The acting Ombudsman of Spain, Francisco Fernández Marugán, has claimed a political, socio-economic agreement “as consensual as possible”, that allows to getting over the crisis generated by the covid-19 pandemic, and which contributes to helping “an increase of social response and political tension”.

He manifested it accordingly in the closing of some virtual meetings organised by the Spanish Federation of Professional Associations of Technical Tributaries and Fiscal Assessors.

The Ombudsman has signaled that the economic scenario will continue to be “shadowed and full of incertitudes”, at the same time as the sanitary emergency is not solved, and has warned that inequality and poverty come along with this disease that “is trascending the health sphere”.

“The COVID-19 has fully impacted the economy, houses, and government accounts, he has assured, as it has also turned Spain into one of the countries most affected by the crisis.

To Francisco Fernández Marugán, the pandemic “has exposed unemployment, the low quality of employment, the low salaries underneath economic growth and the poverty provoked by the lack of an accessible house that exists in many of the neighbourhoods of our big cities”. Because of it, he believes that it is necessary to “define a global strategy in which all the levels within our reach need to be used”.

Nevertheless, in face of what was done by the European Union during the financial crisis of 2010, Fernández Marugán has positively evaluated that the priority order applied by communitarian authorities has been the following: “the people first, then the companies, and finally the financial system”.

If the actions were others, the Ombudsman believes, “we would witness a sharp increase of poverty at the European Union, as well as to the deepening of the división of the developed societies that have access to protection, and those who remain at the inclemency”.

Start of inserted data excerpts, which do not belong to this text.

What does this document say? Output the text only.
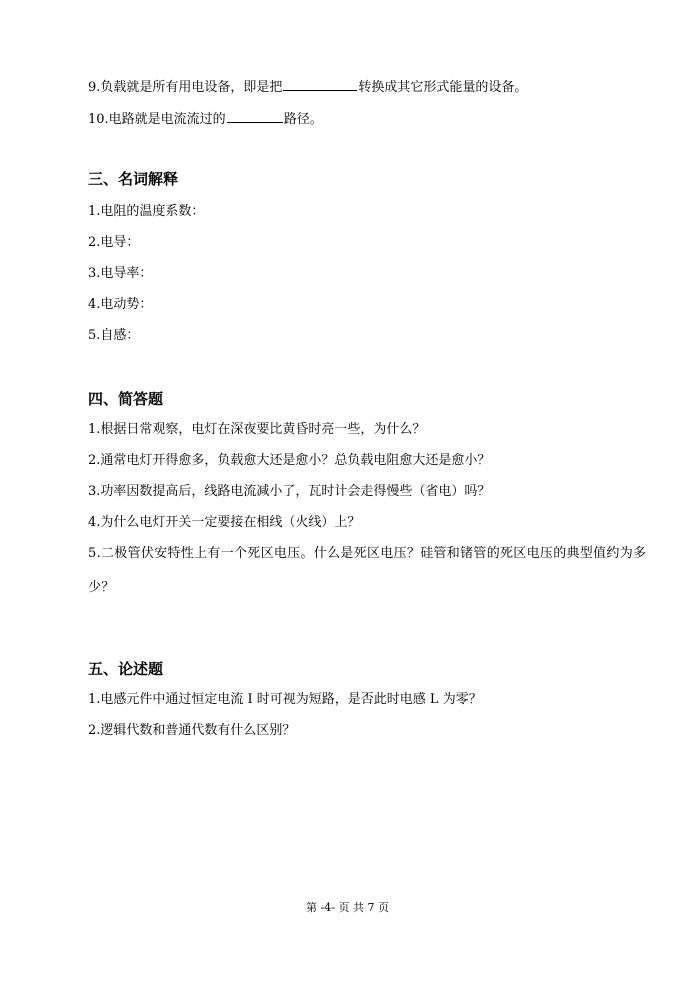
9.负载就是所有用电设备，即是把	转换成其它形式能量的设备。

10.电路就是电流流过的	路径。

三、名词解释

1.电阻的温度系数：

2.电导：

3.电导率：

4.电动势：

5.自感：

四、简答题

1.根据日常观察，电灯在深夜要比黄昏时亮一些，为什么？

2.通常电灯开得愈多，负载愈大还是愈小？总负载电阻愈大还是愈小？

3.功率因数提高后，线路电流减小了，瓦时计会走得慢些（省电）吗？

4.为什么电灯开关一定要接在相线（火线）上？

5.二极管伏安特性上有一个死区电压。什么是死区电压？硅管和锗管的死区电压的典型值约为多少？

五、论述题

1.电感元件中通过恒定电流 I 时可视为短路，是否此时电感 L 为零？

2.逻辑代数和普通代数有什么区别？

第 -4- 页 共 7 页
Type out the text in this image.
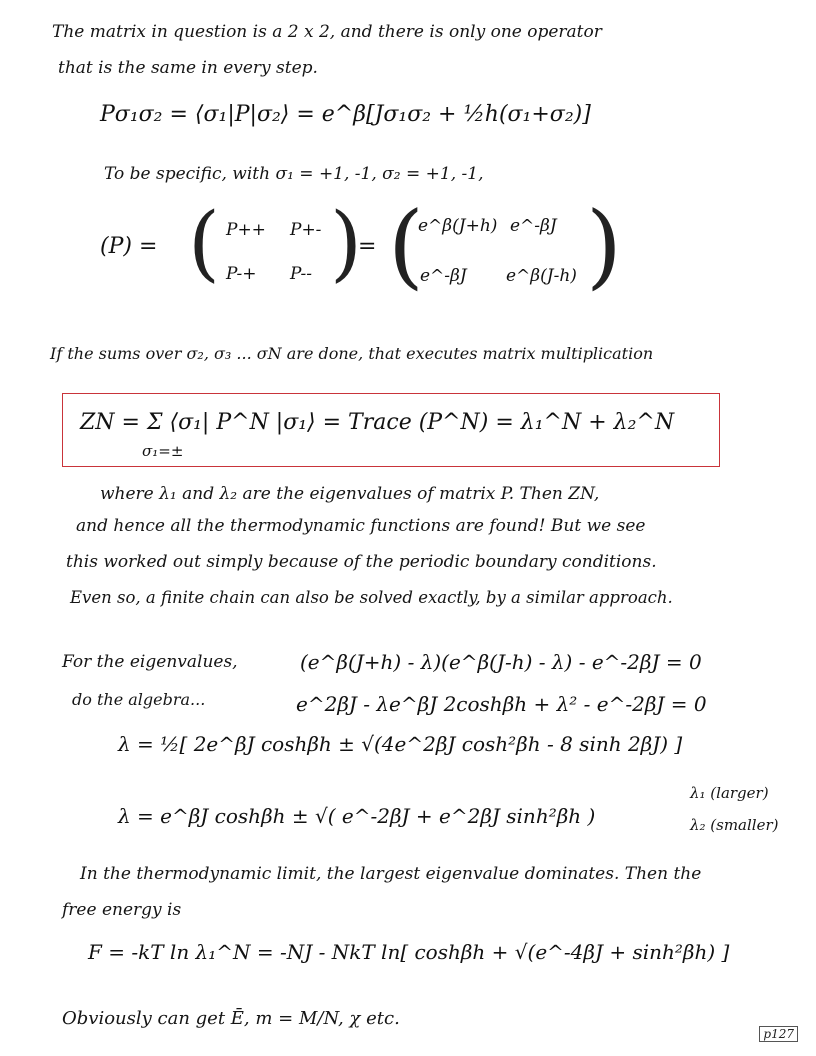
The matrix in question is a 2 x 2, and there is only one operator
that is the same in every step.
Pσ₁σ₂ = ⟨σ₁|P|σ₂⟩ = e^β[Jσ₁σ₂ + ½h(σ₁+σ₂)]
To be specific, with σ₁ = +1, -1, σ₂ = +1, -1,
(P) = ( P++ P+-
P-+ P-- )
= (
e^β(J+h) e^-βJ
e^-βJ e^β(J-h) )
If the sums over σ₂, σ₃ ... σN are done, that executes matrix multiplication
ZN = Σ ⟨σ₁| P^N |σ₁⟩ = Trace (P^N) = λ₁^N + λ₂^N
σ₁=±
where λ₁ and λ₂ are the eigenvalues of matrix P. Then ZN,
and hence all the thermodynamic functions are found! But we see
this worked out simply because of the periodic boundary conditions.
Even so, a finite chain can also be solved exactly, by a similar approach.
For the eigenvalues,	(e^β(J+h) - λ)(e^β(J-h) - λ) - e^-2βJ = 0
do the algebra...	e^2βJ - λe^βJ 2coshβh + λ² - e^-2βJ = 0
λ = ½[ 2e^βJ coshβh ± √(4e^2βJ cosh²βh - 8 sinh 2βJ) ]
λ = e^βJ coshβh ± √( e^-2βJ + e^2βJ sinh²βh )
λ₁ (larger)
λ₂ (smaller)
In the thermodynamic limit, the largest eigenvalue dominates. Then the
free energy is
F = -kT ln λ₁^N = -NJ - NkT ln[ coshβh + √(e^-4βJ + sinh²βh) ]
Obviously can get Ē, m = M/N, χ etc.
p127
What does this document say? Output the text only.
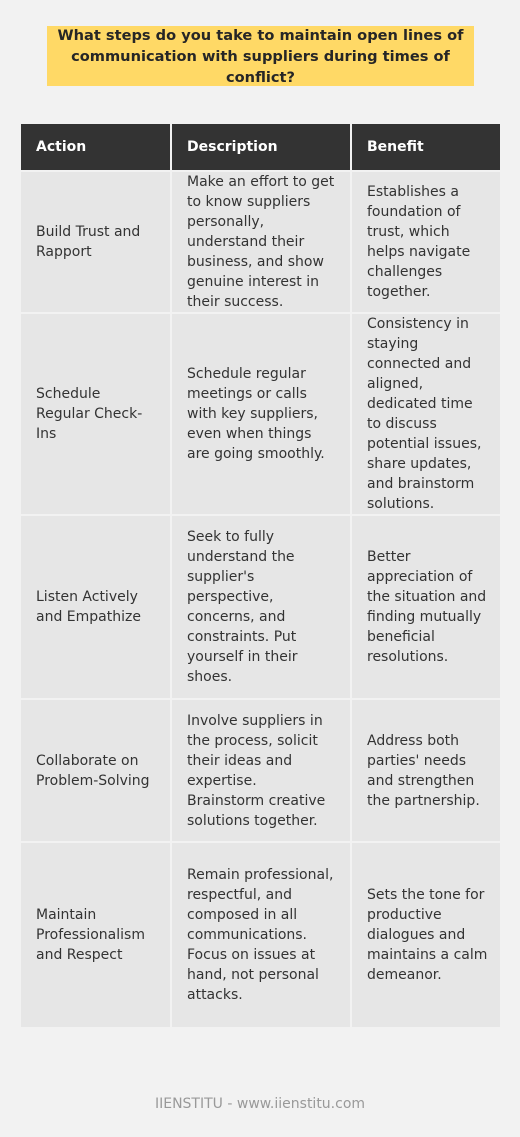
What steps do you take to maintain open lines of communication with suppliers during times of conflict?
Action	Description	Benefit
Build Trust and Rapport	Make an effort to get to know suppliers personally, understand their business, and show genuine interest in their success.	Establishes a foundation of trust, which helps navigate challenges together.
Schedule Regular Check-Ins	Schedule regular meetings or calls with key suppliers, even when things are going smoothly.	Consistency in staying connected and aligned, dedicated time to discuss potential issues, share updates, and brainstorm solutions.
Listen Actively and Empathize	Seek to fully understand the supplier's perspective, concerns, and constraints. Put yourself in their shoes.	Better appreciation of the situation and finding mutually beneficial resolutions.
Collaborate on Problem-Solving	Involve suppliers in the process, solicit their ideas and expertise. Brainstorm creative solutions together.	Address both parties' needs and strengthen the partnership.
Maintain Professionalism and Respect	Remain professional, respectful, and composed in all communications. Focus on issues at hand, not personal attacks.	Sets the tone for productive dialogues and maintains a calm demeanor.
IIENSTITU - www.iienstitu.com
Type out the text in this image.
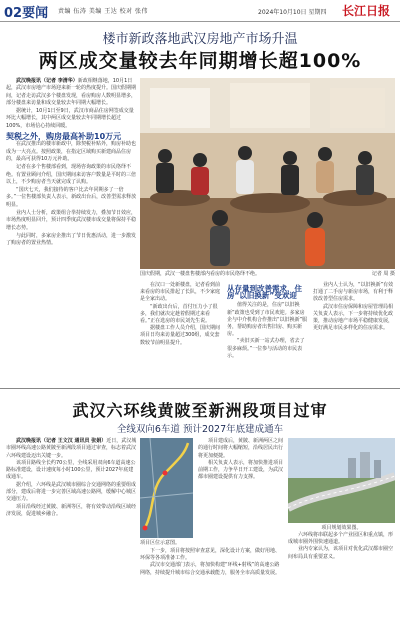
02要闻 责编 伍涛 美编 王达 校对 张伟	2024年10月10日 星期四 长江日报
楼市新政落地武汉房地产市场升温
两区成交量较去年同期增长超100%

武汉晚报讯（记者 李清华）新政相继落地，10月1日起，武汉市房地产市场迎来新一轮的热度提升。国庆假期期间，记者走访武汉多个楼盘发现，看房购房人数明显增多，部分楼盘来访量和成交量较去年同期大幅增长。

据统计，10月1日至9日，武汉市商品住房网签成交量环比大幅增长，其中两区成交量较去年同期增长超过100%，市场信心持续回暖。

契税之外，购房最高补助10万元

在武汉推出的楼市新政中，除契税补贴外，购房补助也成为一大亮点。按照政策，在指定区域购买新建商品住房的，最高可获得10万元补助。

记者在多个售楼部看到，现场咨询政策的市民络绎不绝。有置业顾问介绍，国庆期间来访客户数量是平时的三倍以上，不少购房者当天就完成了认购。

“国庆七天，我们接待的客户比去年同期多了一倍多。”一位售楼部负责人表示，新政出台后，改善型需求释放明显。

业内人士分析，政策组合拳持续发力，叠加节日效应，市场热度明显回升，预计四季度武汉楼市成交量将保持平稳增长态势。

与此同时，多家房企推出了节日优惠活动，进一步激发了购房者的置业热情。

国庆假期，武汉一楼盘售楼部内看房的市民络绎不绝。	记者 周 摄

在汉口一处新楼盘，记者看到前来看房的市民排起了长队，不少家庭是全家出动。

“新政出台后，首付压力小了很多，我们就决定趁着假期过来看看。”正在选房的市民刘先生说。

据楼盘工作人员介绍，国庆期间项目日均来访量超过300组，成交套数较节前明显提升。

从存量到改善需求，住房“以旧换新”受欢迎

值得关注的是，住房“以旧换新”政策也受到了市民欢迎。多家房企与中介机构合作推出“以旧换新”服务，帮助购房者出售旧房、购买新房。

“卖旧买新一站式办理，省去了很多麻烦。”一位参与活动的市民表示。

业内人士认为，“以旧换新”有效打通了二手房与新房市场，有利于释放改善型住房需求。

武汉市住房保障和房屋管理局相关负责人表示，下一步将持续优化政策，推动房地产市场平稳健康发展，更好满足市民多样化的住房需求。

武汉六环线黄陂至新洲段项目过审
全线双向6车道 预计2027年底建成通车

武汉晚报讯（记者 王文汉 通讯员 张娟）近日，武汉城市圈环线高速公路黄陂至新洲段项目通过审查，标志着武汉六环线建设迈出关键一步。

该项目路线全长约70公里，全线采用双向6车道高速公路标准建设，设计速度每小时100公里，预计2027年底建成通车。

据介绍，六环线是武汉城市圈综合交通网络的重要组成部分，建成后将进一步完善区域高速公路网，缓解中心城区交通压力。

项目沿线经过黄陂、新洲等区，将有效带动沿线区域经济发展，促进城乡融合。

项目区位示意图。

项目建成后，黄陂、新洲两区之间的通行时间将大幅缩短，沿线居民出行将更加便捷。

相关负责人表示，将加快推进项目前期工作，力争早日开工建设，为武汉都市圈建设提供有力支撑。

项目规划效果图。

六环线将串联起多个产业园区和重点镇，形成城市圈外围快速通道。

业内专家认为，该项目对优化武汉都市圈空间布局具有重要意义。

下一步，项目将按照审查意见，深化设计方案，做好用地、环保等各项准备工作。

武汉市交通部门表示，将加快构建“环线+射线”的高速公路网络，持续提升城市综合交通承载能力，服务全市高质量发展。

Taxation-related complaints

Fernández Marugán has also pointed out the taxation-related complaints that reach the Institution, and has given optimistic value regarding citizens not questioning the taxing architecture of the State overall.

As he has affirmed, what they are doing is to “Pose their partial disagreements with some relevant matters of the taxing model”, and criticising organisational problems, as well as discrepancies of criterion between administrations.

Amongst the complaints received, the Ombudsman has underlined those concerning the territorial differences of the inheritance tax, and those created due to the Municipal Added Value Tax (increase in Value of Urban Land), which is in a situation of vagueness because of the absence of a reform that was partially declared to be unconstitutional some years ago.

Fernández Marugán has also referred to the complaints that arrived during the lockdown by some professionals and fiscal assessors who claimed that, in that situation, they would not be able to deal with the deadlines of the presentation of quarterly declarations of the VAT and PIT for companies (SME) and self-employed workers belonging to the first quarter of 2020. Regarding this issue, the Institution “achieved a certain margin of time”, as Fernández Marugán states, who nonetheless also recognised that “we did not have the same success we did when we asked a similar petition regarding the IRPF and the Patrimony 2019 campaign”.

In this context, he has emphasized that the institution continues working on guaranteeing the rights of contributors.